Dolphin strand feeding
An event that only occurs in the Lowcountry, dolphins have a unique behavior where they use the area’s many sandbars in order to fish. When dolphins feed here, they herd a school of fish or shrimp up onto a sandbar at low tide and then launch their bodies out of the water to feed. It is a marvel to watch and typically seen from mid-July into September. Catch this one-of-a-kind event with a guided tour, like Flipper Finders (flipperfinders.com), out of Folly Beach which offers daily tours of Lowcountry waterways on its 18-passenger pontoon boat.

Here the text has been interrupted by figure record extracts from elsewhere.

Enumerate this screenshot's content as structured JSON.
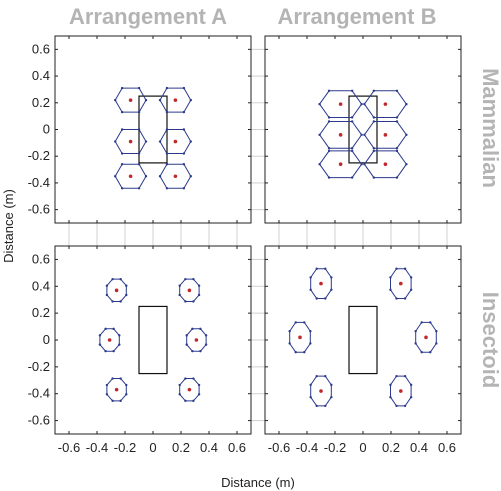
{
  "figure": {
    "col_titles": [
      "Arrangement A",
      "Arrangement B"
    ],
    "row_titles": [
      "Mammalian",
      "Insectoid"
    ],
    "xlabel": "Distance (m)",
    "ylabel": "Distance (m)"
  },
  "colors": {
    "polygon": "#2b3a8c",
    "center": "#c0282b",
    "body": "#111111",
    "frame": "#222222",
    "grid": "#d0d0d0",
    "title": "#b4b4b4"
  },
  "chart_data": [
    {
      "type": "scatter",
      "panel": "mammalian-arrangement-a",
      "xlim": [
        -0.7,
        0.7
      ],
      "ylim": [
        -0.7,
        0.7
      ],
      "xticks": [
        "-0.6",
        "-0.4",
        "-0.2",
        "0",
        "0.2",
        "0.4",
        "0.6"
      ],
      "yticks": [
        "0.6",
        "0.4",
        "0.2",
        "0",
        "-0.2",
        "-0.4",
        "-0.6"
      ],
      "body": {
        "x0": -0.1,
        "x1": 0.1,
        "y0": -0.25,
        "y1": 0.25
      },
      "legs": [
        {
          "x": -0.16,
          "y": 0.22,
          "hw": 0.11,
          "hh": 0.09,
          "shape": "hex"
        },
        {
          "x": 0.16,
          "y": 0.22,
          "hw": 0.11,
          "hh": 0.09,
          "shape": "hex"
        },
        {
          "x": -0.16,
          "y": -0.09,
          "hw": 0.11,
          "hh": 0.09,
          "shape": "hex"
        },
        {
          "x": 0.16,
          "y": -0.09,
          "hw": 0.11,
          "hh": 0.09,
          "shape": "hex"
        },
        {
          "x": -0.16,
          "y": -0.35,
          "hw": 0.11,
          "hh": 0.09,
          "shape": "hex"
        },
        {
          "x": 0.16,
          "y": -0.35,
          "hw": 0.11,
          "hh": 0.09,
          "shape": "hex"
        }
      ]
    },
    {
      "type": "scatter",
      "panel": "mammalian-arrangement-b",
      "xlim": [
        -0.7,
        0.7
      ],
      "ylim": [
        -0.7,
        0.7
      ],
      "body": {
        "x0": -0.1,
        "x1": 0.1,
        "y0": -0.25,
        "y1": 0.25
      },
      "legs": [
        {
          "x": -0.16,
          "y": 0.19,
          "hw": 0.15,
          "hh": 0.1,
          "shape": "hex"
        },
        {
          "x": 0.16,
          "y": 0.19,
          "hw": 0.15,
          "hh": 0.1,
          "shape": "hex"
        },
        {
          "x": -0.16,
          "y": -0.04,
          "hw": 0.15,
          "hh": 0.1,
          "shape": "hex"
        },
        {
          "x": 0.16,
          "y": -0.04,
          "hw": 0.15,
          "hh": 0.1,
          "shape": "hex"
        },
        {
          "x": -0.16,
          "y": -0.26,
          "hw": 0.15,
          "hh": 0.1,
          "shape": "hex"
        },
        {
          "x": 0.16,
          "y": -0.26,
          "hw": 0.15,
          "hh": 0.1,
          "shape": "hex"
        }
      ]
    },
    {
      "type": "scatter",
      "panel": "insectoid-arrangement-a",
      "xlim": [
        -0.7,
        0.7
      ],
      "ylim": [
        -0.7,
        0.7
      ],
      "body": {
        "x0": -0.1,
        "x1": 0.1,
        "y0": -0.25,
        "y1": 0.25
      },
      "legs": [
        {
          "x": -0.26,
          "y": 0.37,
          "hw": 0.075,
          "hh": 0.09,
          "shape": "oct"
        },
        {
          "x": 0.26,
          "y": 0.37,
          "hw": 0.075,
          "hh": 0.09,
          "shape": "oct"
        },
        {
          "x": -0.31,
          "y": 0.0,
          "hw": 0.075,
          "hh": 0.09,
          "shape": "oct"
        },
        {
          "x": 0.31,
          "y": 0.0,
          "hw": 0.075,
          "hh": 0.09,
          "shape": "oct"
        },
        {
          "x": -0.26,
          "y": -0.37,
          "hw": 0.075,
          "hh": 0.09,
          "shape": "oct"
        },
        {
          "x": 0.26,
          "y": -0.37,
          "hw": 0.075,
          "hh": 0.09,
          "shape": "oct"
        }
      ]
    },
    {
      "type": "scatter",
      "panel": "insectoid-arrangement-b",
      "xlim": [
        -0.7,
        0.7
      ],
      "ylim": [
        -0.7,
        0.7
      ],
      "body": {
        "x0": -0.1,
        "x1": 0.1,
        "y0": -0.25,
        "y1": 0.25
      },
      "legs": [
        {
          "x": -0.3,
          "y": 0.42,
          "hw": 0.08,
          "hh": 0.12,
          "shape": "oct"
        },
        {
          "x": 0.27,
          "y": 0.42,
          "hw": 0.08,
          "hh": 0.12,
          "shape": "oct"
        },
        {
          "x": -0.45,
          "y": 0.02,
          "hw": 0.08,
          "hh": 0.12,
          "shape": "oct"
        },
        {
          "x": 0.45,
          "y": 0.02,
          "hw": 0.08,
          "hh": 0.12,
          "shape": "oct"
        },
        {
          "x": -0.3,
          "y": -0.38,
          "hw": 0.08,
          "hh": 0.12,
          "shape": "oct"
        },
        {
          "x": 0.27,
          "y": -0.38,
          "hw": 0.08,
          "hh": 0.12,
          "shape": "oct"
        }
      ]
    }
  ]
}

Walk, Run or Bike the Ravenel Bridge
An iconic addition to the Charleston landscape, the Arthur Ravenel Jr. Bridge opened in 2005 as the longest cable-stayed bridge of its time in North America and the tallest structure in South Carolina. The two-and-a-half-mile-long bridge that connects Charleston to Mt. Pleasant included a 12’ wide paved bike/pedestrian path called Wonders’ Way which offers panoramic views of the Charleston Harbor. It’s a popular attraction for runners, walkers and bikers, many who stop at the top to snap a selfie during an epic sunset. The path is easy to access from Mt. Pleasant’s Waterfront Park, 99 Harry M. Hallman Blvd.

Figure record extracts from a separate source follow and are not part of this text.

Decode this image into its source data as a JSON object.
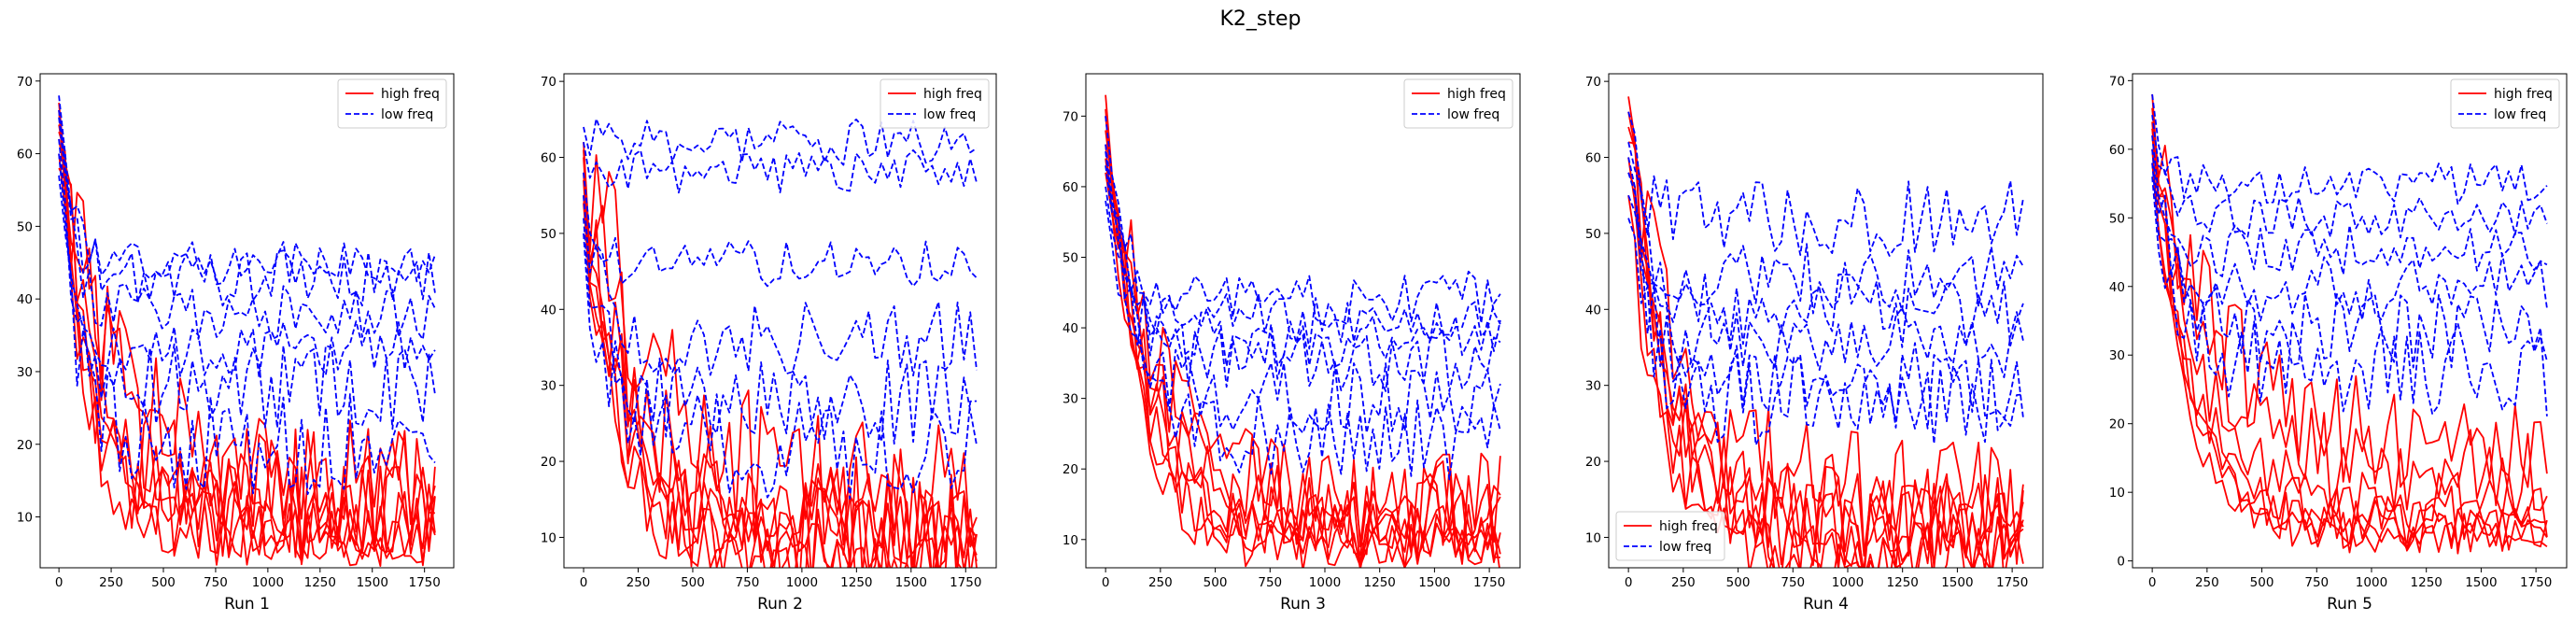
{
  "title": "K2_step",
  "colors": {
    "high": "#ff0000",
    "low": "#0000ff"
  },
  "chart_data": [
    {
      "type": "line",
      "xlabel": "Run 1",
      "legend": "top-right",
      "xlim": [
        -90,
        1890
      ],
      "ylim": [
        3,
        71
      ],
      "xticks": [
        0,
        250,
        500,
        750,
        1000,
        1250,
        1500,
        1750
      ],
      "yticks": [
        10,
        20,
        30,
        40,
        50,
        60,
        70
      ],
      "series": [
        {
          "name": "high freq",
          "style": "solid",
          "color": "#ff0000",
          "lines": [
            {
              "start": [
                0,
                67
              ],
              "end": [
                1800,
                10
              ],
              "knee": 140,
              "amp": 7
            },
            {
              "start": [
                0,
                64
              ],
              "end": [
                1800,
                13
              ],
              "knee": 180,
              "amp": 9
            },
            {
              "start": [
                0,
                60
              ],
              "end": [
                1800,
                9
              ],
              "knee": 150,
              "amp": 6
            },
            {
              "start": [
                0,
                63
              ],
              "end": [
                1800,
                12
              ],
              "knee": 260,
              "amp": 10
            },
            {
              "start": [
                0,
                66
              ],
              "end": [
                1800,
                8
              ],
              "knee": 120,
              "amp": 5
            },
            {
              "start": [
                0,
                58
              ],
              "end": [
                1800,
                15
              ],
              "knee": 300,
              "amp": 8
            },
            {
              "start": [
                0,
                62
              ],
              "end": [
                1800,
                11
              ],
              "knee": 200,
              "amp": 7
            }
          ]
        },
        {
          "name": "low freq",
          "style": "dashed",
          "color": "#0000ff",
          "lines": [
            {
              "start": [
                0,
                68
              ],
              "end": [
                1800,
                45
              ],
              "knee": 60,
              "amp": 3
            },
            {
              "start": [
                0,
                65
              ],
              "end": [
                1800,
                38
              ],
              "knee": 70,
              "amp": 4
            },
            {
              "start": [
                0,
                60
              ],
              "end": [
                1800,
                33
              ],
              "knee": 60,
              "amp": 4
            },
            {
              "start": [
                0,
                62
              ],
              "end": [
                1800,
                28
              ],
              "knee": 80,
              "amp": 6
            },
            {
              "start": [
                0,
                57
              ],
              "end": [
                1800,
                20
              ],
              "knee": 90,
              "amp": 7
            },
            {
              "start": [
                0,
                66
              ],
              "end": [
                1800,
                43
              ],
              "knee": 60,
              "amp": 4
            }
          ]
        }
      ]
    },
    {
      "type": "line",
      "xlabel": "Run 2",
      "legend": "top-right",
      "xlim": [
        -90,
        1890
      ],
      "ylim": [
        6,
        71
      ],
      "xticks": [
        0,
        250,
        500,
        750,
        1000,
        1250,
        1500,
        1750
      ],
      "yticks": [
        10,
        20,
        30,
        40,
        50,
        60,
        70
      ],
      "series": [
        {
          "name": "high freq",
          "style": "solid",
          "color": "#ff0000",
          "lines": [
            {
              "start": [
                0,
                58
              ],
              "end": [
                1800,
                10
              ],
              "knee": 200,
              "amp": 8
            },
            {
              "start": [
                0,
                60
              ],
              "end": [
                1800,
                12
              ],
              "knee": 250,
              "amp": 9
            },
            {
              "start": [
                0,
                55
              ],
              "end": [
                1800,
                9
              ],
              "knee": 160,
              "amp": 6
            },
            {
              "start": [
                0,
                62
              ],
              "end": [
                1800,
                16
              ],
              "knee": 320,
              "amp": 11
            },
            {
              "start": [
                0,
                57
              ],
              "end": [
                1800,
                11
              ],
              "knee": 180,
              "amp": 7
            },
            {
              "start": [
                0,
                54
              ],
              "end": [
                1800,
                13
              ],
              "knee": 220,
              "amp": 6
            },
            {
              "start": [
                0,
                61
              ],
              "end": [
                1800,
                8
              ],
              "knee": 140,
              "amp": 5
            }
          ]
        },
        {
          "name": "low freq",
          "style": "dashed",
          "color": "#0000ff",
          "lines": [
            {
              "start": [
                0,
                64
              ],
              "end": [
                1800,
                62
              ],
              "knee": 40,
              "amp": 3
            },
            {
              "start": [
                0,
                62
              ],
              "end": [
                1800,
                58
              ],
              "knee": 40,
              "amp": 3
            },
            {
              "start": [
                0,
                58
              ],
              "end": [
                1800,
                46
              ],
              "knee": 50,
              "amp": 3
            },
            {
              "start": [
                0,
                55
              ],
              "end": [
                1800,
                36
              ],
              "knee": 80,
              "amp": 5
            },
            {
              "start": [
                0,
                52
              ],
              "end": [
                1800,
                28
              ],
              "knee": 90,
              "amp": 6
            },
            {
              "start": [
                0,
                50
              ],
              "end": [
                1800,
                22
              ],
              "knee": 110,
              "amp": 7
            }
          ]
        }
      ]
    },
    {
      "type": "line",
      "xlabel": "Run 3",
      "legend": "top-right",
      "xlim": [
        -90,
        1890
      ],
      "ylim": [
        6,
        76
      ],
      "xticks": [
        0,
        250,
        500,
        750,
        1000,
        1250,
        1500,
        1750
      ],
      "yticks": [
        10,
        20,
        30,
        40,
        50,
        60,
        70
      ],
      "series": [
        {
          "name": "high freq",
          "style": "solid",
          "color": "#ff0000",
          "lines": [
            {
              "start": [
                0,
                73
              ],
              "end": [
                1800,
                11
              ],
              "knee": 160,
              "amp": 5
            },
            {
              "start": [
                0,
                70
              ],
              "end": [
                1800,
                13
              ],
              "knee": 200,
              "amp": 7
            },
            {
              "start": [
                0,
                66
              ],
              "end": [
                1800,
                10
              ],
              "knee": 180,
              "amp": 5
            },
            {
              "start": [
                0,
                68
              ],
              "end": [
                1800,
                15
              ],
              "knee": 240,
              "amp": 8
            },
            {
              "start": [
                0,
                64
              ],
              "end": [
                1800,
                12
              ],
              "knee": 220,
              "amp": 6
            },
            {
              "start": [
                0,
                71
              ],
              "end": [
                1800,
                9
              ],
              "knee": 150,
              "amp": 4
            },
            {
              "start": [
                0,
                62
              ],
              "end": [
                1800,
                14
              ],
              "knee": 280,
              "amp": 7
            }
          ]
        },
        {
          "name": "low freq",
          "style": "dashed",
          "color": "#0000ff",
          "lines": [
            {
              "start": [
                0,
                70
              ],
              "end": [
                1800,
                44
              ],
              "knee": 80,
              "amp": 4
            },
            {
              "start": [
                0,
                66
              ],
              "end": [
                1800,
                41
              ],
              "knee": 90,
              "amp": 4
            },
            {
              "start": [
                0,
                63
              ],
              "end": [
                1800,
                38
              ],
              "knee": 100,
              "amp": 4
            },
            {
              "start": [
                0,
                60
              ],
              "end": [
                1800,
                35
              ],
              "knee": 110,
              "amp": 5
            },
            {
              "start": [
                0,
                58
              ],
              "end": [
                1800,
                30
              ],
              "knee": 130,
              "amp": 5
            },
            {
              "start": [
                0,
                65
              ],
              "end": [
                1800,
                24
              ],
              "knee": 150,
              "amp": 6
            }
          ]
        }
      ]
    },
    {
      "type": "line",
      "xlabel": "Run 4",
      "legend": "bottom-left",
      "xlim": [
        -90,
        1890
      ],
      "ylim": [
        6,
        71
      ],
      "xticks": [
        0,
        250,
        500,
        750,
        1000,
        1250,
        1500,
        1750
      ],
      "yticks": [
        10,
        20,
        30,
        40,
        50,
        60,
        70
      ],
      "series": [
        {
          "name": "high freq",
          "style": "solid",
          "color": "#ff0000",
          "lines": [
            {
              "start": [
                0,
                68
              ],
              "end": [
                1800,
                10
              ],
              "knee": 170,
              "amp": 6
            },
            {
              "start": [
                0,
                64
              ],
              "end": [
                1800,
                12
              ],
              "knee": 200,
              "amp": 7
            },
            {
              "start": [
                0,
                60
              ],
              "end": [
                1800,
                9
              ],
              "knee": 150,
              "amp": 5
            },
            {
              "start": [
                0,
                62
              ],
              "end": [
                1800,
                15
              ],
              "knee": 260,
              "amp": 8
            },
            {
              "start": [
                0,
                66
              ],
              "end": [
                1800,
                11
              ],
              "knee": 180,
              "amp": 6
            },
            {
              "start": [
                0,
                58
              ],
              "end": [
                1800,
                13
              ],
              "knee": 220,
              "amp": 6
            },
            {
              "start": [
                0,
                55
              ],
              "end": [
                1800,
                8
              ],
              "knee": 140,
              "amp": 5
            }
          ]
        },
        {
          "name": "low freq",
          "style": "dashed",
          "color": "#0000ff",
          "lines": [
            {
              "start": [
                0,
                66
              ],
              "end": [
                1800,
                52
              ],
              "knee": 50,
              "amp": 5
            },
            {
              "start": [
                0,
                62
              ],
              "end": [
                1800,
                44
              ],
              "knee": 60,
              "amp": 5
            },
            {
              "start": [
                0,
                58
              ],
              "end": [
                1800,
                40
              ],
              "knee": 70,
              "amp": 5
            },
            {
              "start": [
                0,
                60
              ],
              "end": [
                1800,
                36
              ],
              "knee": 80,
              "amp": 5
            },
            {
              "start": [
                0,
                55
              ],
              "end": [
                1800,
                30
              ],
              "knee": 100,
              "amp": 6
            },
            {
              "start": [
                0,
                52
              ],
              "end": [
                1800,
                28
              ],
              "knee": 90,
              "amp": 6
            }
          ]
        }
      ]
    },
    {
      "type": "line",
      "xlabel": "Run 5",
      "legend": "top-right",
      "xlim": [
        -90,
        1890
      ],
      "ylim": [
        -1,
        71
      ],
      "xticks": [
        0,
        250,
        500,
        750,
        1000,
        1250,
        1500,
        1750
      ],
      "yticks": [
        0,
        10,
        20,
        30,
        40,
        50,
        60,
        70
      ],
      "series": [
        {
          "name": "high freq",
          "style": "solid",
          "color": "#ff0000",
          "lines": [
            {
              "start": [
                0,
                68
              ],
              "end": [
                1800,
                5
              ],
              "knee": 160,
              "amp": 4
            },
            {
              "start": [
                0,
                64
              ],
              "end": [
                1800,
                6
              ],
              "knee": 180,
              "amp": 5
            },
            {
              "start": [
                0,
                60
              ],
              "end": [
                1800,
                4
              ],
              "knee": 150,
              "amp": 3
            },
            {
              "start": [
                0,
                66
              ],
              "end": [
                1800,
                12
              ],
              "knee": 260,
              "amp": 7
            },
            {
              "start": [
                0,
                62
              ],
              "end": [
                1800,
                17
              ],
              "knee": 300,
              "amp": 8
            },
            {
              "start": [
                0,
                58
              ],
              "end": [
                1800,
                5
              ],
              "knee": 200,
              "amp": 4
            },
            {
              "start": [
                0,
                63
              ],
              "end": [
                1800,
                8
              ],
              "knee": 220,
              "amp": 5
            }
          ]
        },
        {
          "name": "low freq",
          "style": "dashed",
          "color": "#0000ff",
          "lines": [
            {
              "start": [
                0,
                68
              ],
              "end": [
                1800,
                55
              ],
              "knee": 50,
              "amp": 3
            },
            {
              "start": [
                0,
                65
              ],
              "end": [
                1800,
                50
              ],
              "knee": 60,
              "amp": 3
            },
            {
              "start": [
                0,
                62
              ],
              "end": [
                1800,
                45
              ],
              "knee": 60,
              "amp": 4
            },
            {
              "start": [
                0,
                60
              ],
              "end": [
                1800,
                40
              ],
              "knee": 70,
              "amp": 5
            },
            {
              "start": [
                0,
                58
              ],
              "end": [
                1800,
                34
              ],
              "knee": 80,
              "amp": 6
            },
            {
              "start": [
                0,
                56
              ],
              "end": [
                1800,
                28
              ],
              "knee": 100,
              "amp": 7
            }
          ]
        }
      ]
    }
  ]
}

In the summer months, residents and visitors flock to the area’s local beaches for sun and surf. While Charleston’s waves aren’t ones for the record books, they are perfect for those new to the sport. Knowledgeable surf guides can help you get started in the sport with one-on-one and group lessons using foam boards and dry-land exercises. Check out Isla Surf School, out of Folly Beach, which offers a variety of 90-minute lesson packages to fit your experience, age and group size. islasurfschool-charleston.com
The best sightseeing in Charleston is done from the water, and there are a variety of harbor tours that take passengers for a spin around the Charleston Harbor with views of The Battery, the many spires that give the Holy City its name and the aircraft carrier the Yorktown on the bank of Mt. Pleasant. From private charters, where you can BYOB with a group of friends from Harborview Charters (harborviewcharters.com), to a fully air-conditioned enclosed and guided tour experience from Spiritline Charters (spiritlinecruises.com) to sunset tours through Adventure Harbor Tours (adventureharbortours.com/sunset-boat-cruise) there’s something for everyone.
Visit the Angel Oak
On Johns Island, you can find what is considered to be the largest Live Oak tree east of the Mississippi, estimated to be 300-400 years old. The “Angel Oak” Southern Live Oak tree is 65 feet high with a circumference of 25.5 feet, shading an area of 17,000 square feet. It is the focal point of one of the City of Charleston's most visited public parks. The public is allowed daily free access, and a picnic area lets you enjoy a day in the shade. Closed on major holidays. 3688 Angel Oak Road.
Standup Paddle Boarding
Standup paddle boarding is perfect for Charleston’s calm creeks and intracoastal waterways. Many companies offer paddleboard rentals and guided tours. Charleston Paddleboard Co. (charlestonpaddleboardco.com) has a location out of Shem Creek in Mt. Pleasant, a creek with minimal tides and currents, which allows for an easier paddle boarding experience. Experts outfit you with everything you need.
Paint the Folly Boat
The Folly boat is a 36-foot-long vessel that settled along the side of Folly Road near Folly Beach following Hurricane Hugo in 1980 and turned into a canvas for individual expression of messages and art. With no one claiming it or moving it, the boat was painted almost weekly. In 2017, Tropical Storm Irma’s winds and waters took the boat back into the marsh. After much coordination, the boat has returned to Folly Road next to The Barrel craft beer bar on James Island, again welcoming anyone to paint messages. Pick up a can of paint and spray paint to make your mark on this uniquely Charleston “pop-up” billboard.